Consumer Reports may be great for choosing a car or a toaster. But when it comes to sun protection, ignore whatever you read in that magazine -- because their latest list of recommended sunscreens may be the worst one yet.

Sure, they cut through the bull and tell you which ones deliver the promised SPF and which ones don't, and they compare prices so you can see which ones offer the biggest bang for your buck.

But sun safety is about a lot more than dollars and SPF.

It's about the ingredients in the sunscreen -- and most of them are loaded with dangerous and even cancer-causing chemicals, including just about every single one given the thumbs-up by Consumer Reports.

For example, many sunscreens use oxybenzone, an endocrine-disrupting chemical that can cause developmental problems in children and babies, reproductive problems in adults, organ damage and more.

Sunscreens often contain other endocrine-disrupting chemicals and many actually contain a known carcinogen.
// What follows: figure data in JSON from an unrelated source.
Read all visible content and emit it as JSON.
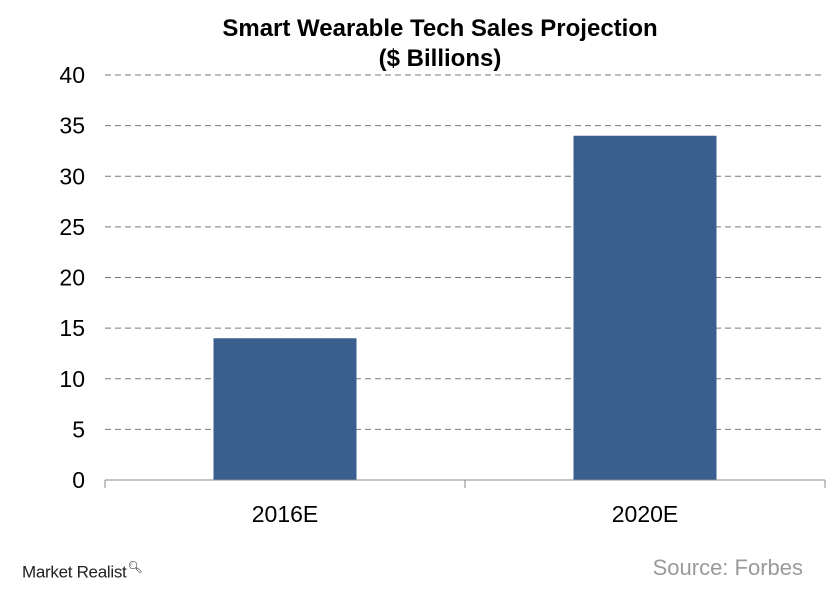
{
  "chart_data": {
    "type": "bar",
    "title": "Smart Wearable Tech Sales Projection",
    "subtitle": "($ Billions)",
    "categories": [
      "2016E",
      "2020E"
    ],
    "series": [
      {
        "values": [
          14,
          34
        ]
      }
    ],
    "ylim": [
      0,
      40
    ],
    "yticks": [
      0,
      5,
      10,
      15,
      20,
      25,
      30,
      35,
      40
    ],
    "xlabel": "",
    "ylabel": "",
    "grid": true,
    "bar_color": "#3a5f8f",
    "grid_color": "#7a7a7a"
  },
  "footer": {
    "brand": "Market Realist",
    "brand_icon": "magnifier-icon",
    "source": "Source: Forbes"
  }
}
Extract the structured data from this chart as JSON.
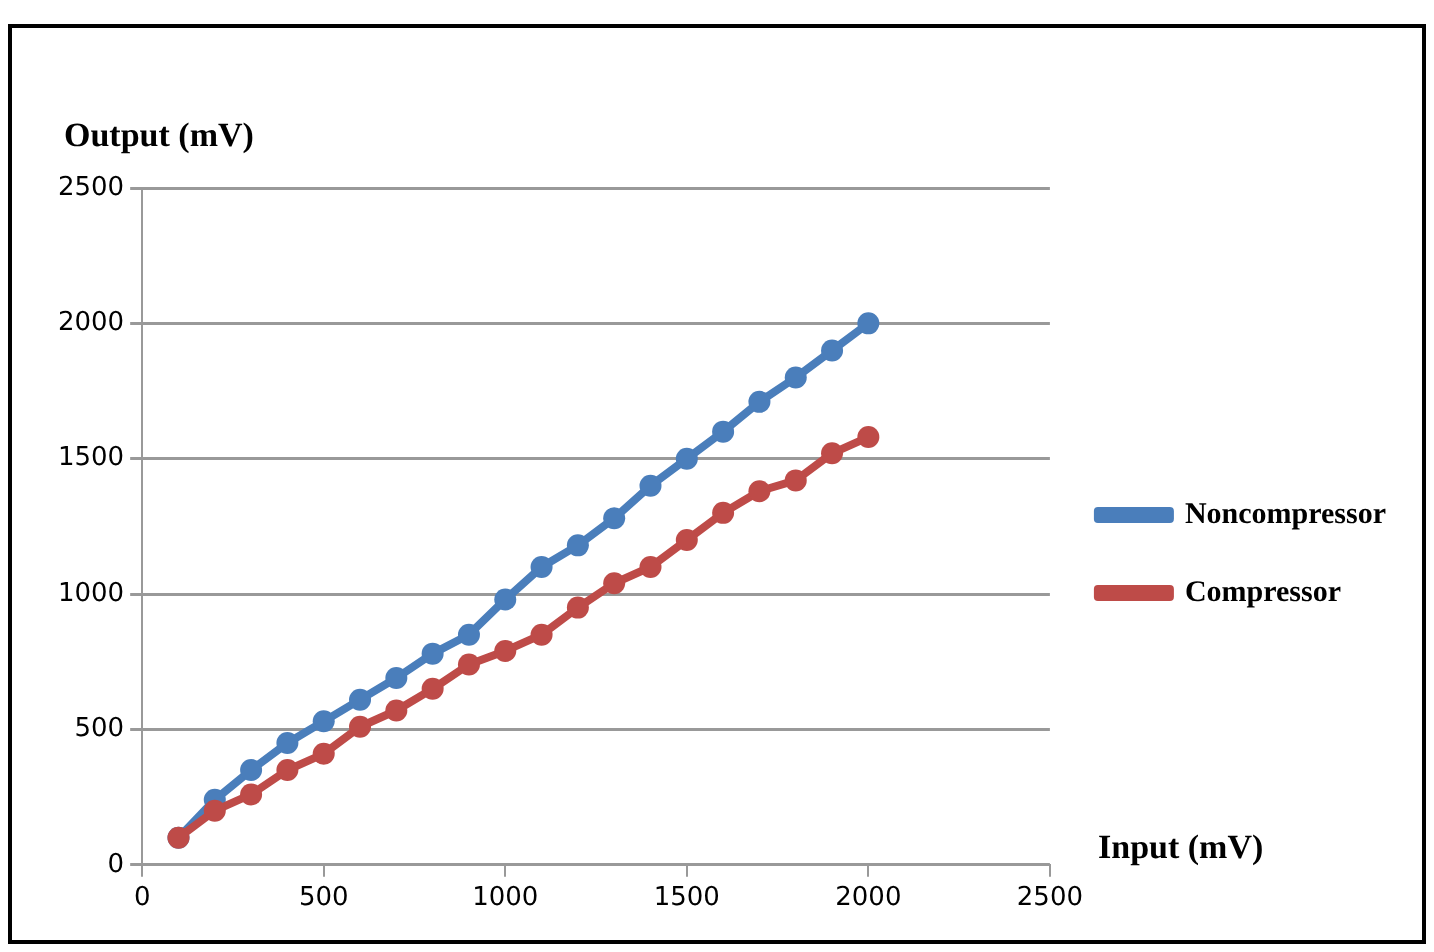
{
  "chart_data": {
    "type": "line",
    "xlabel": "Input (mV)",
    "ylabel": "Output (mV)",
    "x": [
      100,
      200,
      300,
      400,
      500,
      600,
      700,
      800,
      900,
      1000,
      1100,
      1200,
      1300,
      1400,
      1500,
      1600,
      1700,
      1800,
      1900,
      2000
    ],
    "series": [
      {
        "name": "Noncompressor",
        "color": "#4a7ebb",
        "values": [
          100,
          240,
          350,
          450,
          530,
          610,
          690,
          780,
          850,
          980,
          1100,
          1180,
          1280,
          1400,
          1500,
          1600,
          1710,
          1800,
          1900,
          2000
        ]
      },
      {
        "name": "Compressor",
        "color": "#be4b48",
        "values": [
          100,
          200,
          260,
          350,
          410,
          510,
          570,
          650,
          740,
          790,
          850,
          950,
          1040,
          1100,
          1200,
          1300,
          1380,
          1420,
          1520,
          1580
        ]
      }
    ],
    "xlim": [
      0,
      2500
    ],
    "xticks": [
      0,
      500,
      1000,
      1500,
      2000,
      2500
    ],
    "ylim": [
      0,
      2500
    ],
    "yticks": [
      0,
      500,
      1000,
      1500,
      2000,
      2500
    ],
    "grid": "y",
    "legend": "right",
    "marker": "circle",
    "line_style": "solid"
  }
}
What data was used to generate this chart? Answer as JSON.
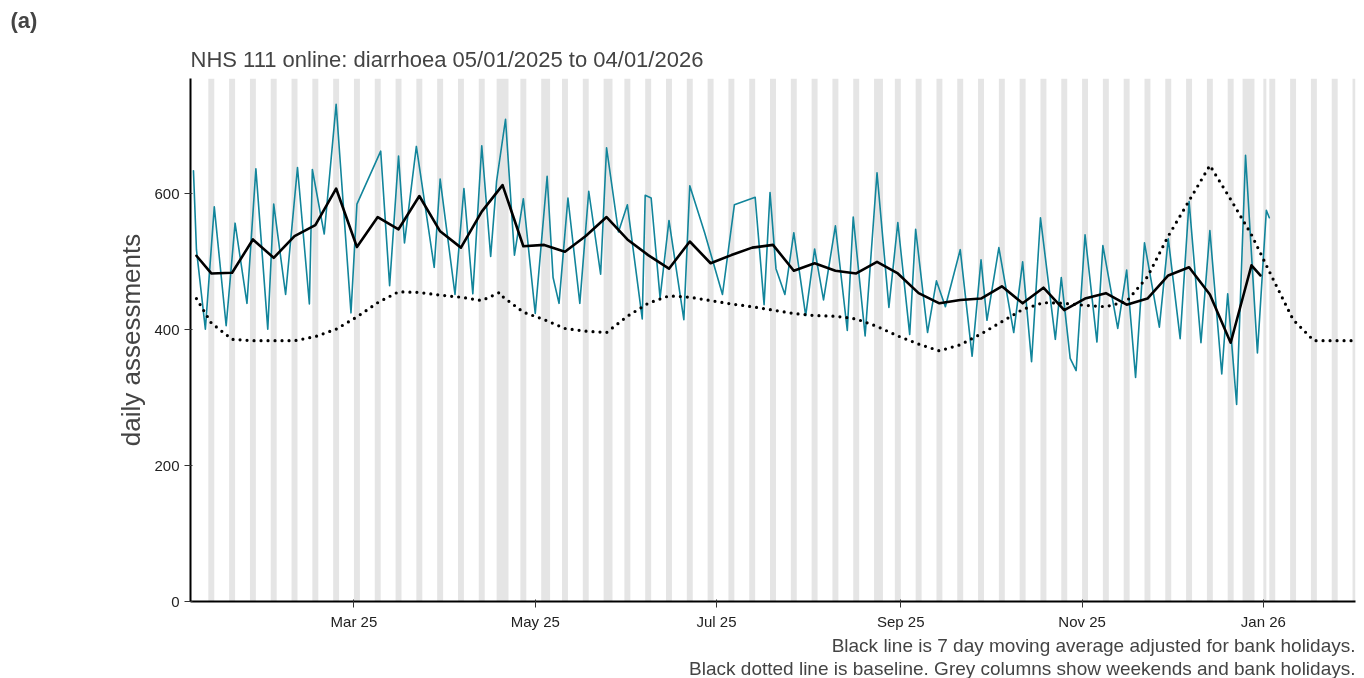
{
  "chart_data": {
    "type": "line",
    "title": "NHS 111 online: diarrhoea 05/01/2025 to 04/01/2026",
    "ylabel": "daily assessments",
    "annotations": [
      "(a)",
      "Black line is 7 day moving average adjusted for bank holidays.",
      "Black dotted line is baseline. Grey columns show weekends and bank holidays."
    ],
    "xlim": [
      "2025-01-05",
      "2026-02-01"
    ],
    "xticks": [
      {
        "value": "2025-03-01",
        "label": "Mar 25"
      },
      {
        "value": "2025-05-01",
        "label": "May 25"
      },
      {
        "value": "2025-07-01",
        "label": "Jul 25"
      },
      {
        "value": "2025-09-01",
        "label": "Sep 25"
      },
      {
        "value": "2025-11-01",
        "label": "Nov 25"
      },
      {
        "value": "2026-01-01",
        "label": "Jan 26"
      }
    ],
    "ylim": [
      0,
      770
    ],
    "yticks": [
      0,
      200,
      400,
      600
    ],
    "grid": false,
    "marker": "none",
    "series": [
      {
        "color": "#12859b",
        "line_style": "solid",
        "x": [
          "2025-01-06",
          "2025-01-07",
          "2025-01-10",
          "2025-01-13",
          "2025-01-17",
          "2025-01-20",
          "2025-01-24",
          "2025-01-27",
          "2025-01-31",
          "2025-02-02",
          "2025-02-06",
          "2025-02-10",
          "2025-02-14",
          "2025-02-15",
          "2025-02-19",
          "2025-02-23",
          "2025-02-28",
          "2025-03-02",
          "2025-03-10",
          "2025-03-13",
          "2025-03-16",
          "2025-03-18",
          "2025-03-22",
          "2025-03-28",
          "2025-03-30",
          "2025-04-04",
          "2025-04-07",
          "2025-04-10",
          "2025-04-13",
          "2025-04-16",
          "2025-04-18",
          "2025-04-21",
          "2025-04-24",
          "2025-04-27",
          "2025-05-01",
          "2025-05-05",
          "2025-05-07",
          "2025-05-09",
          "2025-05-12",
          "2025-05-16",
          "2025-05-19",
          "2025-05-23",
          "2025-05-25",
          "2025-05-29",
          "2025-06-01",
          "2025-06-06",
          "2025-06-07",
          "2025-06-09",
          "2025-06-12",
          "2025-06-15",
          "2025-06-20",
          "2025-06-22",
          "2025-06-27",
          "2025-07-03",
          "2025-07-07",
          "2025-07-14",
          "2025-07-17",
          "2025-07-19",
          "2025-07-21",
          "2025-07-24",
          "2025-07-27",
          "2025-07-31",
          "2025-08-03",
          "2025-08-06",
          "2025-08-10",
          "2025-08-14",
          "2025-08-16",
          "2025-08-20",
          "2025-08-24",
          "2025-08-28",
          "2025-08-31",
          "2025-09-04",
          "2025-09-06",
          "2025-09-10",
          "2025-09-13",
          "2025-09-16",
          "2025-09-21",
          "2025-09-25",
          "2025-09-28",
          "2025-09-30",
          "2025-10-04",
          "2025-10-09",
          "2025-10-12",
          "2025-10-15",
          "2025-10-18",
          "2025-10-23",
          "2025-10-25",
          "2025-10-28",
          "2025-10-30",
          "2025-11-02",
          "2025-11-06",
          "2025-11-08",
          "2025-11-13",
          "2025-11-16",
          "2025-11-19",
          "2025-11-22",
          "2025-11-27",
          "2025-11-30",
          "2025-12-04",
          "2025-12-07",
          "2025-12-11",
          "2025-12-14",
          "2025-12-18",
          "2025-12-20",
          "2025-12-23",
          "2025-12-26",
          "2025-12-30",
          "2026-01-02",
          "2026-01-03"
        ],
        "values": [
          634,
          518,
          401,
          581,
          406,
          557,
          439,
          637,
          401,
          585,
          452,
          639,
          438,
          636,
          541,
          732,
          425,
          585,
          663,
          465,
          656,
          528,
          670,
          492,
          622,
          452,
          608,
          453,
          671,
          508,
          619,
          710,
          510,
          593,
          424,
          626,
          477,
          439,
          594,
          439,
          604,
          482,
          668,
          544,
          584,
          416,
          598,
          594,
          447,
          561,
          415,
          612,
          543,
          452,
          584,
          595,
          437,
          602,
          490,
          452,
          543,
          421,
          519,
          444,
          553,
          399,
          566,
          391,
          631,
          433,
          558,
          393,
          548,
          396,
          472,
          434,
          518,
          361,
          503,
          414,
          521,
          396,
          500,
          353,
          565,
          386,
          477,
          358,
          340,
          540,
          382,
          524,
          402,
          488,
          330,
          528,
          404,
          534,
          387,
          589,
          381,
          546,
          335,
          453,
          290,
          657,
          366,
          576,
          565
        ]
      },
      {
        "color": "#000000",
        "line_style": "solid",
        "x": [
          "2025-01-07",
          "2025-01-12",
          "2025-01-19",
          "2025-01-26",
          "2025-02-02",
          "2025-02-09",
          "2025-02-16",
          "2025-02-23",
          "2025-03-02",
          "2025-03-09",
          "2025-03-16",
          "2025-03-23",
          "2025-03-30",
          "2025-04-06",
          "2025-04-13",
          "2025-04-20",
          "2025-04-27",
          "2025-05-04",
          "2025-05-11",
          "2025-05-18",
          "2025-05-25",
          "2025-06-01",
          "2025-06-08",
          "2025-06-15",
          "2025-06-22",
          "2025-06-29",
          "2025-07-06",
          "2025-07-13",
          "2025-07-20",
          "2025-07-27",
          "2025-08-03",
          "2025-08-10",
          "2025-08-17",
          "2025-08-24",
          "2025-08-31",
          "2025-09-07",
          "2025-09-14",
          "2025-09-21",
          "2025-09-28",
          "2025-10-05",
          "2025-10-12",
          "2025-10-19",
          "2025-10-26",
          "2025-11-02",
          "2025-11-09",
          "2025-11-16",
          "2025-11-23",
          "2025-11-30",
          "2025-12-07",
          "2025-12-14",
          "2025-12-21",
          "2025-12-28",
          "2025-12-31"
        ],
        "values": [
          509,
          483,
          484,
          533,
          506,
          538,
          554,
          608,
          522,
          566,
          548,
          597,
          545,
          521,
          574,
          613,
          523,
          525,
          515,
          538,
          566,
          533,
          510,
          490,
          530,
          498,
          510,
          521,
          525,
          487,
          498,
          487,
          483,
          500,
          483,
          454,
          439,
          444,
          446,
          464,
          439,
          462,
          429,
          446,
          454,
          437,
          446,
          480,
          492,
          452,
          381,
          495,
          480
        ]
      },
      {
        "color": "#000000",
        "line_style": "dotted",
        "x": [
          "2025-01-07",
          "2025-01-12",
          "2025-01-19",
          "2025-01-26",
          "2025-02-02",
          "2025-02-09",
          "2025-02-16",
          "2025-02-23",
          "2025-03-02",
          "2025-03-09",
          "2025-03-16",
          "2025-03-23",
          "2025-03-30",
          "2025-04-06",
          "2025-04-13",
          "2025-04-19",
          "2025-04-20",
          "2025-04-27",
          "2025-05-04",
          "2025-05-11",
          "2025-05-18",
          "2025-05-25",
          "2025-06-01",
          "2025-06-08",
          "2025-06-15",
          "2025-06-22",
          "2025-06-29",
          "2025-07-06",
          "2025-07-13",
          "2025-07-20",
          "2025-07-27",
          "2025-08-03",
          "2025-08-10",
          "2025-08-17",
          "2025-08-24",
          "2025-08-31",
          "2025-09-07",
          "2025-09-14",
          "2025-09-21",
          "2025-09-28",
          "2025-10-05",
          "2025-10-12",
          "2025-10-19",
          "2025-10-26",
          "2025-11-02",
          "2025-11-09",
          "2025-11-16",
          "2025-11-23",
          "2025-11-30",
          "2025-12-07",
          "2025-12-14",
          "2025-12-21",
          "2025-12-28",
          "2026-01-04",
          "2026-01-11",
          "2026-01-18",
          "2026-01-25",
          "2026-01-31"
        ],
        "values": [
          446,
          410,
          386,
          384,
          384,
          384,
          390,
          401,
          419,
          440,
          456,
          455,
          451,
          448,
          443,
          455,
          449,
          426,
          415,
          402,
          398,
          396,
          420,
          439,
          450,
          448,
          443,
          438,
          434,
          429,
          424,
          421,
          420,
          416,
          405,
          391,
          379,
          369,
          378,
          394,
          412,
          430,
          440,
          439,
          436,
          434,
          442,
          478,
          538,
          590,
          642,
          592,
          540,
          477,
          415,
          384,
          384,
          384
        ]
      }
    ],
    "bands": [
      {
        "axis": "x",
        "from": "2025-01-11",
        "to": "2025-01-13",
        "color": "#e5e5e5"
      },
      {
        "axis": "x",
        "from": "2025-01-18",
        "to": "2025-01-20",
        "color": "#e5e5e5"
      },
      {
        "axis": "x",
        "from": "2025-01-25",
        "to": "2025-01-27",
        "color": "#e5e5e5"
      },
      {
        "axis": "x",
        "from": "2025-02-01",
        "to": "2025-02-03",
        "color": "#e5e5e5"
      },
      {
        "axis": "x",
        "from": "2025-02-08",
        "to": "2025-02-10",
        "color": "#e5e5e5"
      },
      {
        "axis": "x",
        "from": "2025-02-15",
        "to": "2025-02-17",
        "color": "#e5e5e5"
      },
      {
        "axis": "x",
        "from": "2025-02-22",
        "to": "2025-02-24",
        "color": "#e5e5e5"
      },
      {
        "axis": "x",
        "from": "2025-03-01",
        "to": "2025-03-03",
        "color": "#e5e5e5"
      },
      {
        "axis": "x",
        "from": "2025-03-08",
        "to": "2025-03-10",
        "color": "#e5e5e5"
      },
      {
        "axis": "x",
        "from": "2025-03-15",
        "to": "2025-03-17",
        "color": "#e5e5e5"
      },
      {
        "axis": "x",
        "from": "2025-03-22",
        "to": "2025-03-24",
        "color": "#e5e5e5"
      },
      {
        "axis": "x",
        "from": "2025-03-29",
        "to": "2025-03-31",
        "color": "#e5e5e5"
      },
      {
        "axis": "x",
        "from": "2025-04-05",
        "to": "2025-04-07",
        "color": "#e5e5e5"
      },
      {
        "axis": "x",
        "from": "2025-04-12",
        "to": "2025-04-14",
        "color": "#e5e5e5"
      },
      {
        "axis": "x",
        "from": "2025-04-18",
        "to": "2025-04-22",
        "color": "#e5e5e5"
      },
      {
        "axis": "x",
        "from": "2025-04-26",
        "to": "2025-04-28",
        "color": "#e5e5e5"
      },
      {
        "axis": "x",
        "from": "2025-05-03",
        "to": "2025-05-06",
        "color": "#e5e5e5"
      },
      {
        "axis": "x",
        "from": "2025-05-10",
        "to": "2025-05-12",
        "color": "#e5e5e5"
      },
      {
        "axis": "x",
        "from": "2025-05-17",
        "to": "2025-05-19",
        "color": "#e5e5e5"
      },
      {
        "axis": "x",
        "from": "2025-05-24",
        "to": "2025-05-27",
        "color": "#e5e5e5"
      },
      {
        "axis": "x",
        "from": "2025-05-31",
        "to": "2025-06-02",
        "color": "#e5e5e5"
      },
      {
        "axis": "x",
        "from": "2025-06-07",
        "to": "2025-06-09",
        "color": "#e5e5e5"
      },
      {
        "axis": "x",
        "from": "2025-06-14",
        "to": "2025-06-16",
        "color": "#e5e5e5"
      },
      {
        "axis": "x",
        "from": "2025-06-21",
        "to": "2025-06-23",
        "color": "#e5e5e5"
      },
      {
        "axis": "x",
        "from": "2025-06-28",
        "to": "2025-06-30",
        "color": "#e5e5e5"
      },
      {
        "axis": "x",
        "from": "2025-07-05",
        "to": "2025-07-07",
        "color": "#e5e5e5"
      },
      {
        "axis": "x",
        "from": "2025-07-12",
        "to": "2025-07-14",
        "color": "#e5e5e5"
      },
      {
        "axis": "x",
        "from": "2025-07-19",
        "to": "2025-07-21",
        "color": "#e5e5e5"
      },
      {
        "axis": "x",
        "from": "2025-07-26",
        "to": "2025-07-28",
        "color": "#e5e5e5"
      },
      {
        "axis": "x",
        "from": "2025-08-02",
        "to": "2025-08-04",
        "color": "#e5e5e5"
      },
      {
        "axis": "x",
        "from": "2025-08-09",
        "to": "2025-08-11",
        "color": "#e5e5e5"
      },
      {
        "axis": "x",
        "from": "2025-08-16",
        "to": "2025-08-18",
        "color": "#e5e5e5"
      },
      {
        "axis": "x",
        "from": "2025-08-23",
        "to": "2025-08-26",
        "color": "#e5e5e5"
      },
      {
        "axis": "x",
        "from": "2025-08-30",
        "to": "2025-09-01",
        "color": "#e5e5e5"
      },
      {
        "axis": "x",
        "from": "2025-09-06",
        "to": "2025-09-08",
        "color": "#e5e5e5"
      },
      {
        "axis": "x",
        "from": "2025-09-13",
        "to": "2025-09-15",
        "color": "#e5e5e5"
      },
      {
        "axis": "x",
        "from": "2025-09-20",
        "to": "2025-09-22",
        "color": "#e5e5e5"
      },
      {
        "axis": "x",
        "from": "2025-09-27",
        "to": "2025-09-29",
        "color": "#e5e5e5"
      },
      {
        "axis": "x",
        "from": "2025-10-04",
        "to": "2025-10-06",
        "color": "#e5e5e5"
      },
      {
        "axis": "x",
        "from": "2025-10-11",
        "to": "2025-10-13",
        "color": "#e5e5e5"
      },
      {
        "axis": "x",
        "from": "2025-10-18",
        "to": "2025-10-20",
        "color": "#e5e5e5"
      },
      {
        "axis": "x",
        "from": "2025-10-25",
        "to": "2025-10-27",
        "color": "#e5e5e5"
      },
      {
        "axis": "x",
        "from": "2025-11-01",
        "to": "2025-11-03",
        "color": "#e5e5e5"
      },
      {
        "axis": "x",
        "from": "2025-11-08",
        "to": "2025-11-10",
        "color": "#e5e5e5"
      },
      {
        "axis": "x",
        "from": "2025-11-15",
        "to": "2025-11-17",
        "color": "#e5e5e5"
      },
      {
        "axis": "x",
        "from": "2025-11-22",
        "to": "2025-11-24",
        "color": "#e5e5e5"
      },
      {
        "axis": "x",
        "from": "2025-11-29",
        "to": "2025-12-01",
        "color": "#e5e5e5"
      },
      {
        "axis": "x",
        "from": "2025-12-06",
        "to": "2025-12-08",
        "color": "#e5e5e5"
      },
      {
        "axis": "x",
        "from": "2025-12-13",
        "to": "2025-12-15",
        "color": "#e5e5e5"
      },
      {
        "axis": "x",
        "from": "2025-12-20",
        "to": "2025-12-22",
        "color": "#e5e5e5"
      },
      {
        "axis": "x",
        "from": "2025-12-25",
        "to": "2025-12-29",
        "color": "#e5e5e5"
      },
      {
        "axis": "x",
        "from": "2026-01-01",
        "to": "2026-01-02",
        "color": "#e5e5e5"
      },
      {
        "axis": "x",
        "from": "2026-01-03",
        "to": "2026-01-05",
        "color": "#e5e5e5"
      },
      {
        "axis": "x",
        "from": "2026-01-10",
        "to": "2026-01-12",
        "color": "#e5e5e5"
      },
      {
        "axis": "x",
        "from": "2026-01-17",
        "to": "2026-01-19",
        "color": "#e5e5e5"
      },
      {
        "axis": "x",
        "from": "2026-01-24",
        "to": "2026-01-26",
        "color": "#e5e5e5"
      },
      {
        "axis": "x",
        "from": "2026-01-31",
        "to": "2026-02-01",
        "color": "#e5e5e5"
      }
    ]
  }
}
It's a form of vitamin A called retinyl palmitate, and it's found in a number of cosmetics -- but government tests have shown that it can speed the formation of tumors, especially when combined with UV light.

Yes, that's sunlight. You couldn't think of a worse ingredient for a sunscreen if you tried!

Another danger is nanoparticles, which can penetrate the skin and enter your body. Once inside, they could damage organs and even cross the blood-brain barrier and do some damage inside your head.

I recommend an all-natural sunscreen that uses micronized, but non-nano, zinc oxide and/or titanium dioxide. For more help on choosing a quality sunscreen with safe ingredients, check out the Environmental Working Group's website, which rates each sunscreen based on safety and lists the potential concerns for each ingredient.

Click here for more.

And remember: the best sun protection of all is a hat and clothing, or at least a patch of shade.